L’Observatoire de la laïcité et d’autres associations lancent un appel pour une semaine de la fraternité. Objectif : générer des initiatives citoyennes et locales au service de la rencontre et de l’entraide. De véritables ateliers du vivre ensemble.

 

appel construisons la fraternité

Ils ont volontairement choisi le 4 février, veille de la proposition par François Hollande d’initiatives pour renforcer le vivre ensemble, pour lancer leur appel, au-delà de toutes orientations politiques ou convictions culturelles et religieuses. Et ils sont déjà une soixantaine de signataires. Parmi eux : Ghaleb Bencheikh, président de la Conférence mondiale des religions pour la paix, Atanase Périfan, de la Fête des voisins, Pierre Tartakowsky, de la Ligue des droits de l’homme, Bernard Devert, d’Habitat et humanisme, ou encore François Content, des Apprentis d’Auteuil. « C’est un appel aux autorités nationales, locales et bien sûr aux acteurs associatifs que nous lançons », explique Jean-Louis Sanchez, président du collectif Appel à la fraternité, « un appel pour réenchanter la démocratie et pour un agir ensemble ». Après les attentats du 7 janvier 2015 et la marche républicaine qui a suivi le 11 janvier, « beaucoup se demandent comment on en est arrivé là, ce que l’on peut faire pour que ce moment de fraternité demeure », analyse Jérôme Vignon, président des Semaines sociales de France et signataire de l’appel. « La question est de savoir pourquoi nous sommes si désunis dans la défiance et la méfiance », ajoute Jérôme Vignon.

Jérôme Vignon estime que la Nation française est aujourd’hui confrontée à « un refus de la transcendance ».

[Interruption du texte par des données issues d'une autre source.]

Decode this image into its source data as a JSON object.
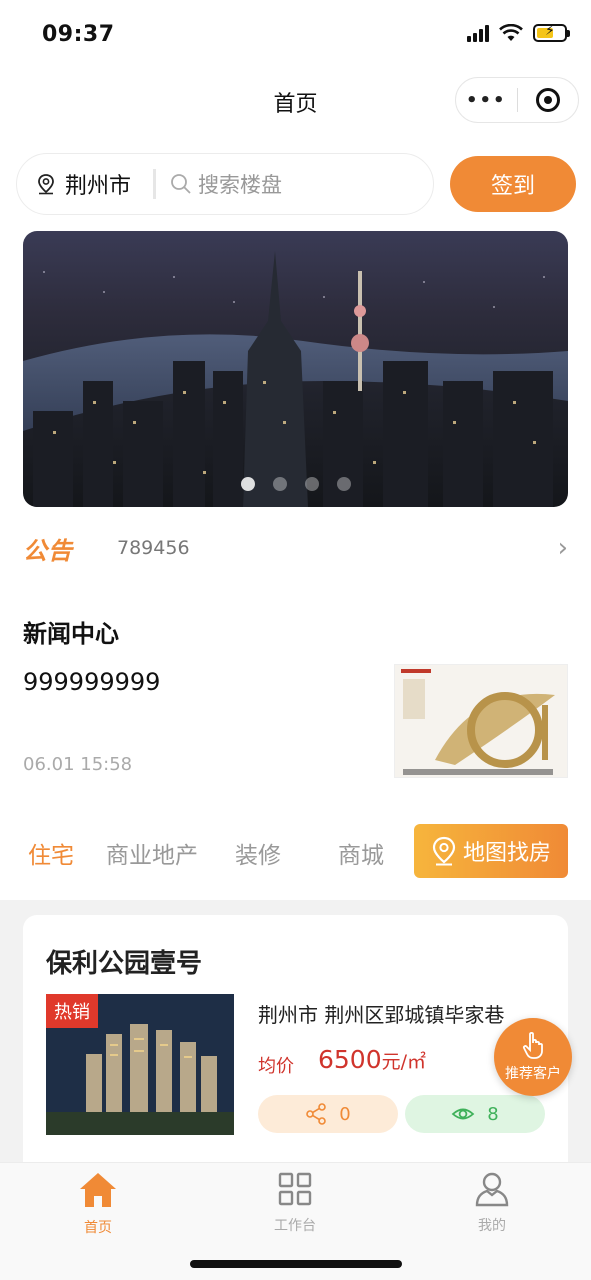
{
  "status_bar": {
    "time": "09:37"
  },
  "nav": {
    "title": "首页",
    "more_icon": "more-dots-icon",
    "close_icon": "target-icon"
  },
  "search": {
    "city": "荆州市",
    "placeholder": "搜索楼盘",
    "checkin_label": "签到"
  },
  "banner": {
    "slides": 4,
    "active_index": 0
  },
  "notice": {
    "logo_text": "公告",
    "text": "789456"
  },
  "news": {
    "section_title": "新闻中心",
    "headline": "999999999",
    "date": "06.01 15:58"
  },
  "categories": {
    "tabs": [
      "住宅",
      "商业地产",
      "装修",
      "商城"
    ],
    "active_index": 0,
    "map_button_label": "地图找房"
  },
  "listing": {
    "title": "保利公园壹号",
    "hot_badge": "热销",
    "address": "荆州市 荆州区郢城镇毕家巷",
    "price_label": "均价",
    "price_value": "6500",
    "price_unit": "元/㎡",
    "share_count": "0",
    "view_count": "8"
  },
  "recommend": {
    "label": "推荐客户"
  },
  "tab_bar": {
    "items": [
      {
        "label": "首页",
        "icon": "home-icon",
        "active": true
      },
      {
        "label": "工作台",
        "icon": "grid-icon",
        "active": false
      },
      {
        "label": "我的",
        "icon": "user-icon",
        "active": false
      }
    ]
  },
  "colors": {
    "accent": "#f08a36",
    "price": "#d0342c",
    "green": "#3fb15a"
  }
}
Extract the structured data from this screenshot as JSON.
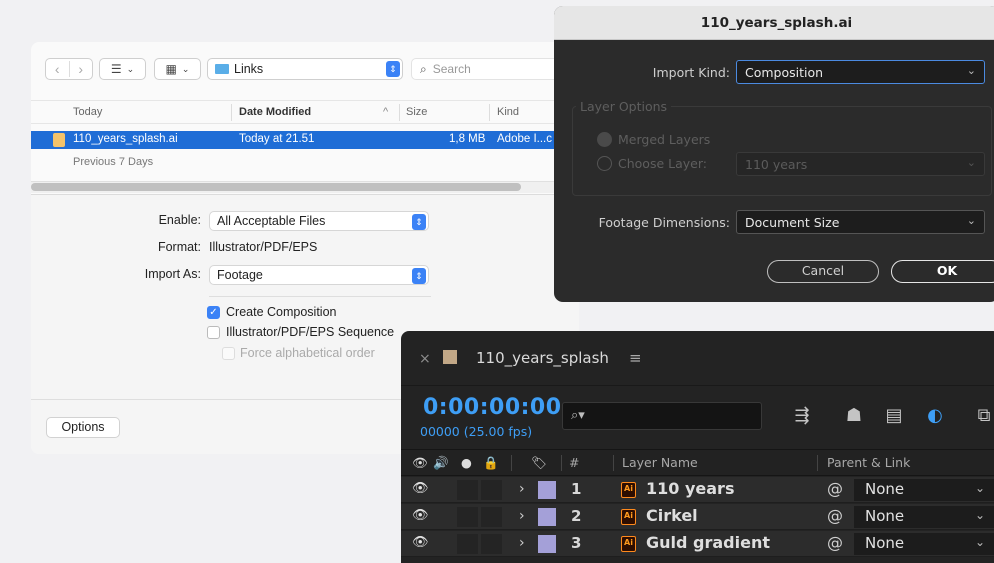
{
  "finder": {
    "location": "Links",
    "search_placeholder": "Search",
    "columns": {
      "name": "Today",
      "date": "Date Modified",
      "size": "Size",
      "kind": "Kind"
    },
    "selected_file": {
      "name": "110_years_splash.ai",
      "date": "Today at 21.51",
      "size": "1,8 MB",
      "kind": "Adobe I...c"
    },
    "section_previous": "Previous 7 Days",
    "enable_label": "Enable:",
    "enable_value": "All Acceptable Files",
    "format_label": "Format:",
    "format_value": "Illustrator/PDF/EPS",
    "import_as_label": "Import As:",
    "import_as_value": "Footage",
    "create_composition": "Create Composition",
    "sequence": "Illustrator/PDF/EPS Sequence",
    "force_alpha": "Force alphabetical order",
    "options_button": "Options"
  },
  "import_dialog": {
    "title": "110_years_splash.ai",
    "import_kind_label": "Import Kind:",
    "import_kind_value": "Composition",
    "layer_options_label": "Layer Options",
    "merged_layers": "Merged Layers",
    "choose_layer": "Choose Layer:",
    "choose_layer_value": "110 years",
    "footage_dimensions_label": "Footage Dimensions:",
    "footage_dimensions_value": "Document Size",
    "cancel": "Cancel",
    "ok": "OK"
  },
  "timeline": {
    "comp_name": "110_years_splash",
    "timecode": "0:00:00:00",
    "frame_info": "00000 (25.00 fps)",
    "search_placeholder": "",
    "headers": {
      "num": "#",
      "layer_name": "Layer Name",
      "parent": "Parent & Link"
    },
    "layers": [
      {
        "num": "1",
        "name": "110 years",
        "parent": "None"
      },
      {
        "num": "2",
        "name": "Cirkel",
        "parent": "None"
      },
      {
        "num": "3",
        "name": "Guld gradient",
        "parent": "None"
      }
    ],
    "label_color": "#a4a0d8",
    "accent": "#3e9ef5"
  }
}
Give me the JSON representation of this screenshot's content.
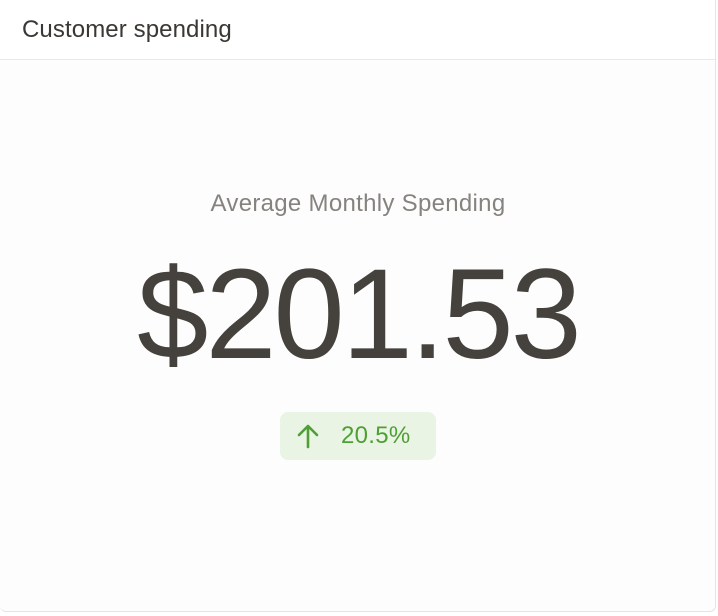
{
  "card": {
    "title": "Customer spending"
  },
  "metric": {
    "label": "Average Monthly Spending",
    "value": "$201.53",
    "change": {
      "icon": "arrow-up-icon",
      "text": "20.5%",
      "direction": "up"
    }
  },
  "colors": {
    "value_text": "#45413d",
    "label_text": "#86837f",
    "positive_text": "#4e9f34",
    "positive_bg": "#eaf4e4"
  }
}
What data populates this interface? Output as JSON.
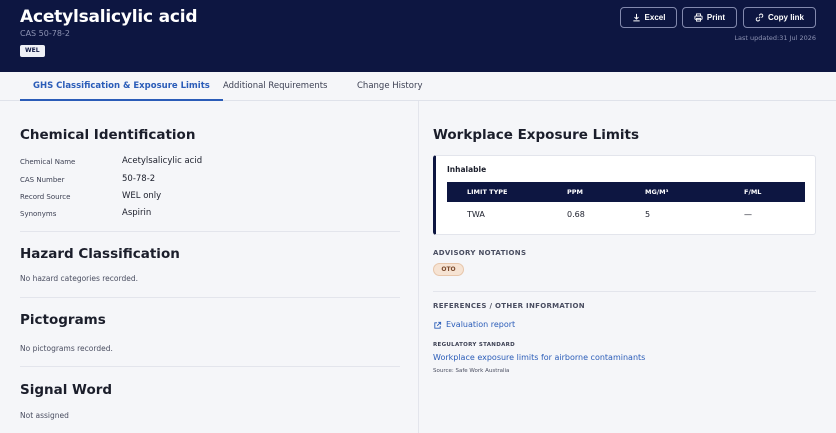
{
  "header": {
    "title": "Acetylsalicylic acid",
    "cas": "CAS 50-78-2",
    "badge": "WEL",
    "buttons": {
      "excel": "Excel",
      "print": "Print",
      "copy": "Copy link"
    },
    "last_updated": "Last updated:31 Jul 2026"
  },
  "tabs": [
    {
      "label": "GHS Classification & Exposure Limits",
      "active": true
    },
    {
      "label": "Additional Requirements",
      "active": false
    },
    {
      "label": "Change History",
      "active": false
    }
  ],
  "chemical_identification": {
    "heading": "Chemical Identification",
    "rows": [
      {
        "label": "Chemical Name",
        "value": "Acetylsalicylic acid"
      },
      {
        "label": "CAS Number",
        "value": "50-78-2"
      },
      {
        "label": "Record Source",
        "value": "WEL only"
      },
      {
        "label": "Synonyms",
        "value": "Aspirin"
      }
    ]
  },
  "hazard_classification": {
    "heading": "Hazard Classification",
    "text": "No hazard categories recorded."
  },
  "pictograms": {
    "heading": "Pictograms",
    "text": "No pictograms recorded."
  },
  "signal_word": {
    "heading": "Signal Word",
    "text": "Not assigned"
  },
  "exposure_limits": {
    "heading": "Workplace Exposure Limits",
    "card_title": "Inhalable",
    "columns": [
      "LIMIT TYPE",
      "PPM",
      "MG/M³",
      "F/ML"
    ],
    "rows": [
      [
        "TWA",
        "0.68",
        "5",
        "—"
      ]
    ]
  },
  "advisory": {
    "caption": "ADVISORY NOTATIONS",
    "badge": "OTO"
  },
  "references": {
    "caption": "REFERENCES / OTHER INFORMATION",
    "evaluation_link": "Evaluation report",
    "regulatory_caption": "REGULATORY STANDARD",
    "regulatory_link": "Workplace exposure limits for airborne contaminants",
    "source": "Source: Safe Work Australia"
  },
  "colors": {
    "header_bg": "#0d1641",
    "accent": "#2a5cb8",
    "page_bg": "#f5f6f9",
    "badge_oto_bg": "#f6e3d3"
  }
}
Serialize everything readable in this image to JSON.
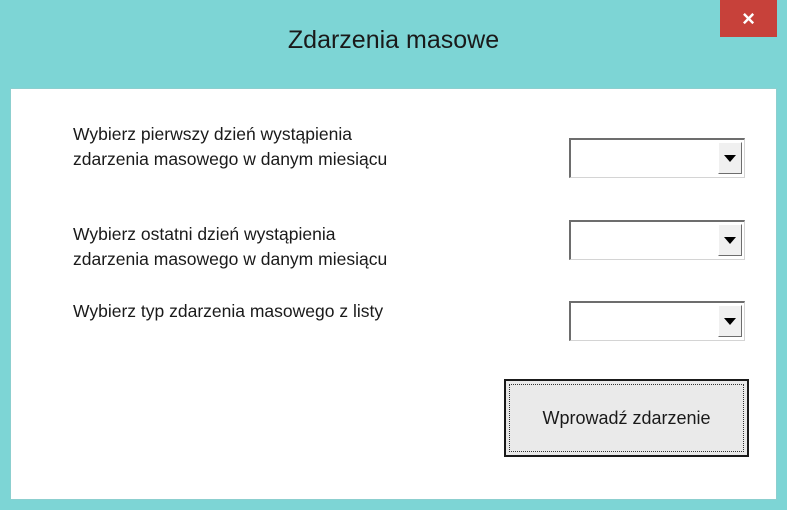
{
  "window": {
    "title": "Zdarzenia masowe",
    "close_glyph": "×",
    "accent_color": "#7dd5d5",
    "close_color": "#c7413a"
  },
  "form": {
    "first_day": {
      "label_line1": "Wybierz pierwszy dzień wystąpienia",
      "label_line2": "zdarzenia masowego w danym miesiącu",
      "value": ""
    },
    "last_day": {
      "label_line1": "Wybierz ostatni dzień wystąpienia",
      "label_line2": "zdarzenia masowego w danym miesiącu",
      "value": ""
    },
    "event_type": {
      "label": "Wybierz typ zdarzenia masowego z listy",
      "value": ""
    },
    "submit_label": "Wprowadź zdarzenie"
  }
}
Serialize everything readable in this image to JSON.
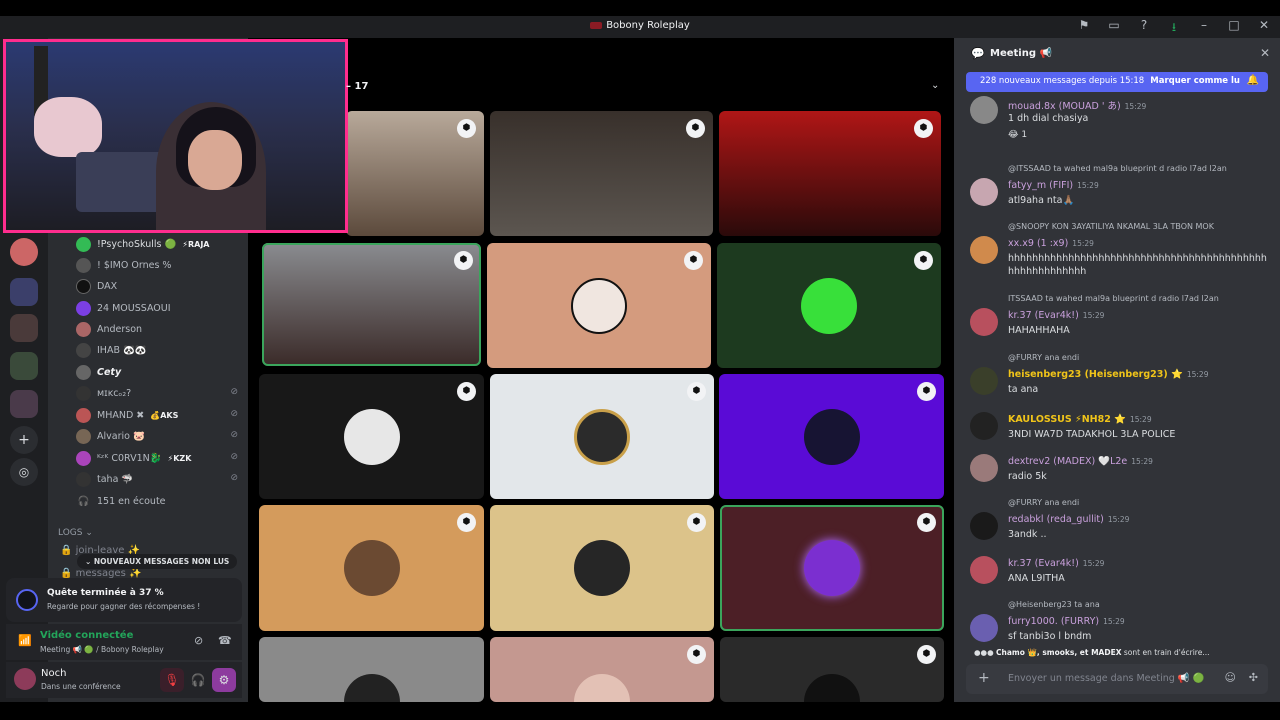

Pour les signataires de cet appel, il s’agit bien de se mettre au service de celle qui semble être la grande oubliée du triptyque républicain « liberté, égalité… fraternité ». « Cette fraternité qui n’est pas un simple supplément d’âme », ajoute de son côté Patrick Viveret du Mouvement Etats généraux du pouvoir citoyen né le 11 janvier, « mais bien l’anima, ce qui vient du coeur ». « La fraternité est pourtant un élément décisif pour le ciment social,  pour le respect, elle permet à la liberté et à l’égalité de cohabiter », souligne Jean-Louis Bianco, président de l’Observatoire de la laïcité, qui a lancé dès le 2 janvier un appel à une semaine de la fraternité.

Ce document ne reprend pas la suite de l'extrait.